橋口氏 それと、食べやすく作られているな、ということが手に取ってみてわかりました。だから、この器をつくる時には、明確なターゲットが見えていて、どう使われるか、そのためにはどういう作りにして、どこにどう絵付けをするか、といったことまでプロデュースした人がいたんではないかと思いました。

今村氏 私は結構いろいろと柴田先生に技術的なことを言われましたが、先にも言ったとおり、その奥にある物づくりの姿勢を指摘されたと同時に、品質表示に対応できる基礎をつくられたかったのかなと思います。

寺内氏 うん、そうだね。それと他産地との差別化を図るためでもあったと思いますよ。

― では最後に、皆さんがレプリカ製作で得られたもの、財産とされているものがございましたらお聞かせください。

今村氏 それまでは有田に心がいかなかったんですが、有田を見ることを教えられました。地元にはこんなにいい財産があるじゃないかと教えていただきました。もし柴田コレクションが今後、明治や昭和期のコレクションと続くのであれば、平成のコレクションに自分も入りたいという気持ちでつくっています。

橋口氏 私は目の前にレプリカのサンプルを置いて仕事をしています。そして、走りすぎた時の戒めにしています。いわゆるバイブル的な存在ですね。それと、江戸期もそうでしたが、有田焼はたくさんの職人さんのチームプレーでつくられています。技術をもった職人さんにもっとスポットが当たるようになってほしいですね。
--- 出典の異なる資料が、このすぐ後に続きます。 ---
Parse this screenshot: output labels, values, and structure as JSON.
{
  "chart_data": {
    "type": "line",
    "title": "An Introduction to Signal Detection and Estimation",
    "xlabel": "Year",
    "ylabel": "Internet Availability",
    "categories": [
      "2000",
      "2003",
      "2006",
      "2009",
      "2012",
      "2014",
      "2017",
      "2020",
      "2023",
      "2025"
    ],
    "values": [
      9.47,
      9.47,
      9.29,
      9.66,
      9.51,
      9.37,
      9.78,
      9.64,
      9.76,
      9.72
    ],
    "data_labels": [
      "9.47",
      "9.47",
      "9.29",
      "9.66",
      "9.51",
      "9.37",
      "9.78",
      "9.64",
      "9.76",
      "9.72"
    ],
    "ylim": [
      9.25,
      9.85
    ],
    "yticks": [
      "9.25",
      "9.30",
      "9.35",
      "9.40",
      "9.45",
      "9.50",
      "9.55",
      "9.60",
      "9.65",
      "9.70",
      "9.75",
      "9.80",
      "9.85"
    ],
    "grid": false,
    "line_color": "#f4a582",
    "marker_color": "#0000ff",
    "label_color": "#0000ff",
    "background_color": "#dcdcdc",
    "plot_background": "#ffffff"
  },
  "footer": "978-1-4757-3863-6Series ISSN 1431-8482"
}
寺内氏 一つのものに取り組む姿勢とこだわりを教えていただきました。これがあって初めてうちの染付磁器がある。ここがスタートという想いですね。それと、悩んでいるときなど柴田先生だったらどうするかな? と考えるようになりましたね。究極のラーメン鉢を作っていた時も、聞いてみたいなと何度も思いました。ご病床だったので行かなかったのですが、でも後で聞いた話しでは、柴田先生にラーメン鉢の成功を喜んでいただけたということを聞いて、本当にうれしかったですね。

今村氏・橋口氏 そうですか、それはうれしいですね。

― 本日は、レプリカ製作に携われた皆さんの貴重なお話が聞けて幸せでした。職人さんのスピリットを感じることができました。ありがとうございました。